In the end, the result describes the gravitational field of an axisymmetrically rotating mass.

But why? I guess it has something to do with $z=r\cos\theta$, but I haven’t found any explanation on the Internet. I have read in the original paper from Boyer and Lindquist that you can presume $a$ to be the angular momentum per unit mass comparing the resulting equations to the Lense-Thirring effect ones, but I can’t see the connection between it and the transformation with $\cos\theta$.
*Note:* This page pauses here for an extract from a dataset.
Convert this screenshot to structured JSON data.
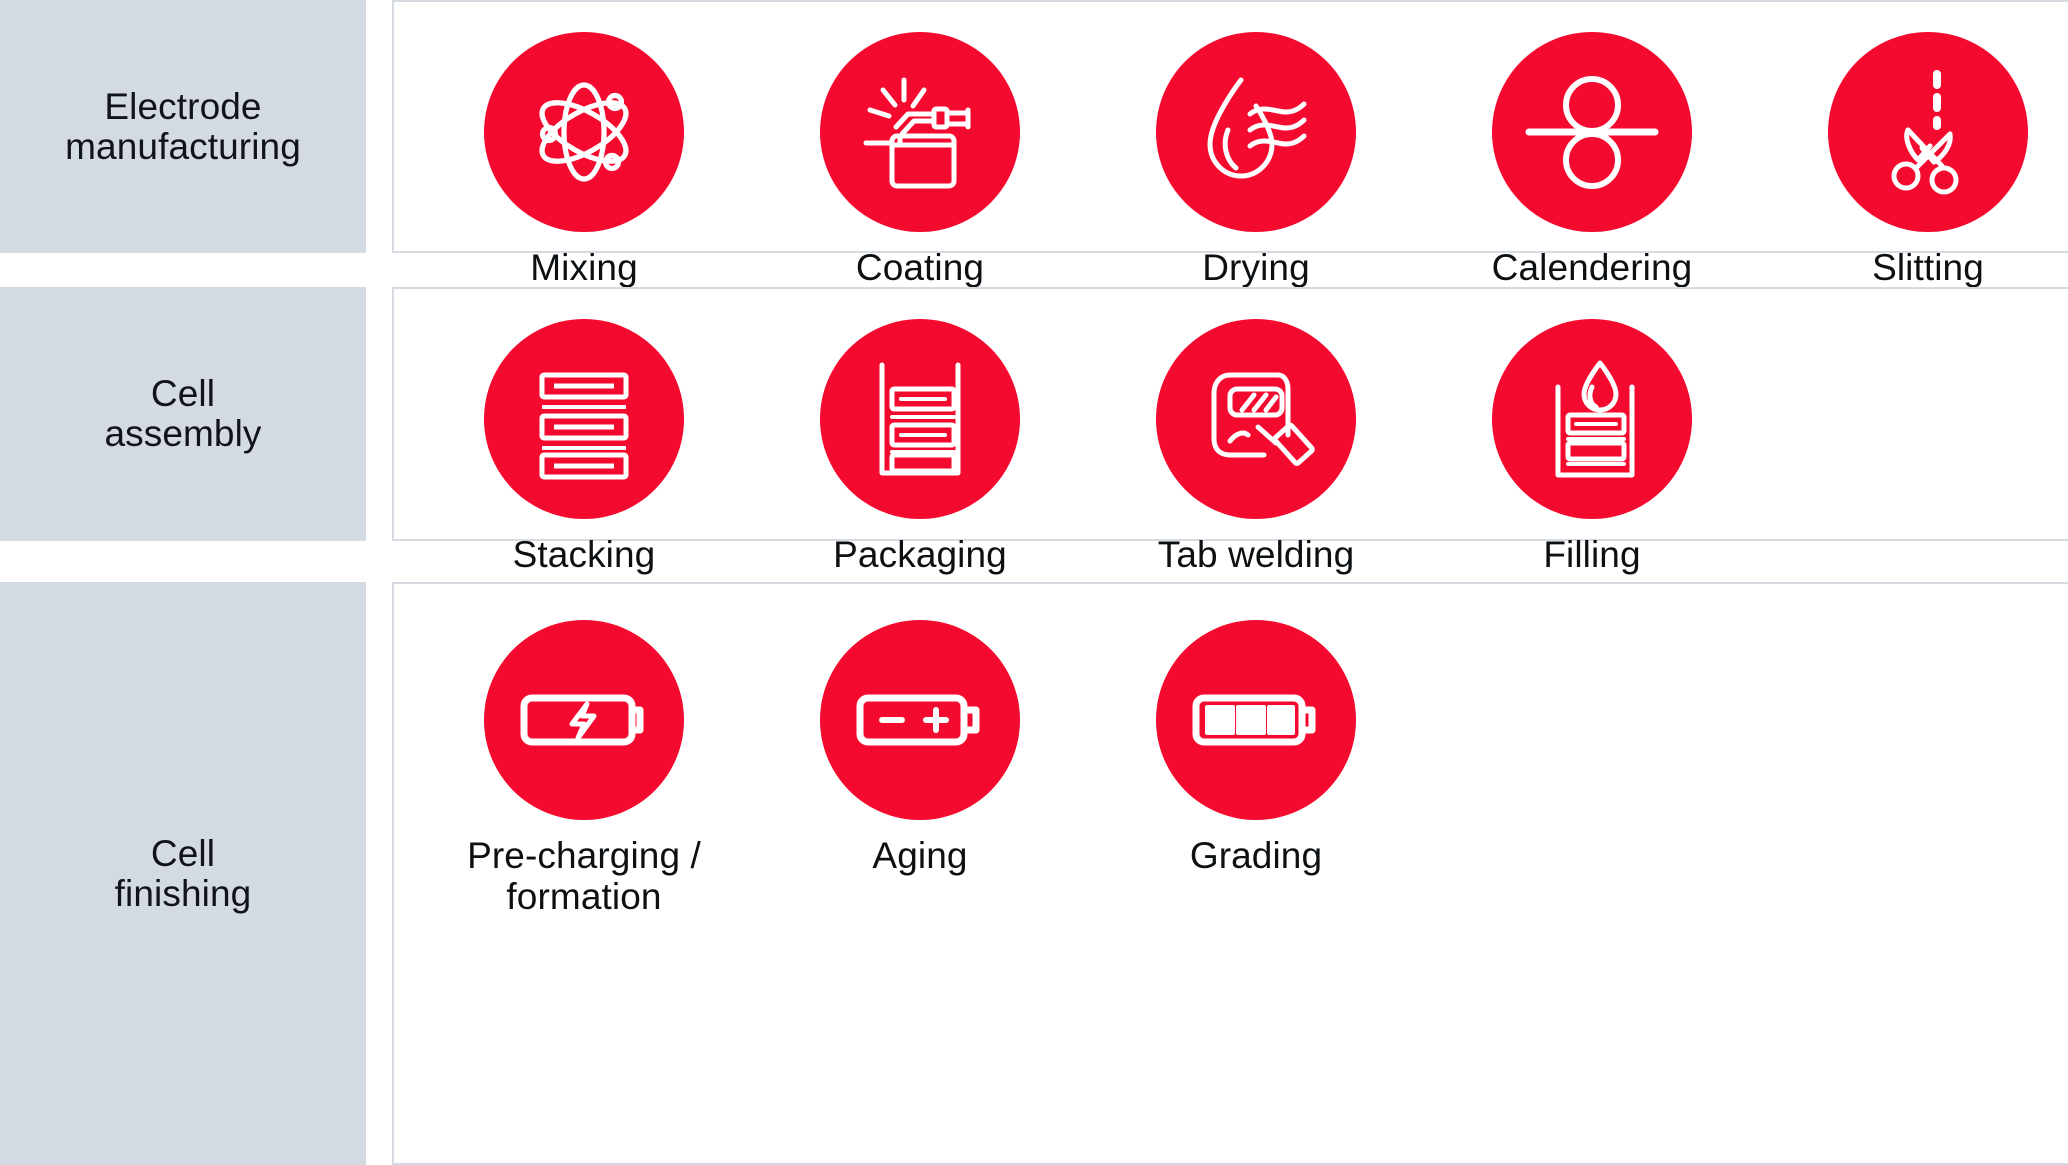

Furthermore, I am curious to know what the transformations for $cdu$ and $r$ would be if the axis of rotation was not $z$ but rather $x$ or $y$; or even how a rotation along two axis would look like in terms of a Kerr transformation (for example, to describe a mass rotating like a pulsar, that could be described as rotating along the $z$ and $y$ axis at different speeds).

Answer 1

The $~du\,d\phi~$ term in the Kerr metric is crucial because it signifies the coupling between time $~u~$ and the azimuthal angle $~\phi~$. This coupling is a direct consequence of the rotating nature of the Kerr black hole, and it manifests the phenomenon known as frame dragging or the Lense-Thirring effect.

to obtain the $~du\,d\phi~$ term in the Kerr metric you use this "complex transformation" .

\begin{align*} \begin{bmatrix} r' \\ u' \\ \end{bmatrix}= \begin{bmatrix} r \\ u \\ \end{bmatrix}+\underbrace{\begin{bmatrix} 0 & i\,\cos(\theta) \\ i\,\cos(\theta) & 0 \\ \end{bmatrix}}_{\rm Transformation}\, \begin{bmatrix} a \\ a \\ \end{bmatrix} \end{align*}

where the parameter a is the angular momentum per mass $~a= \frac JM~$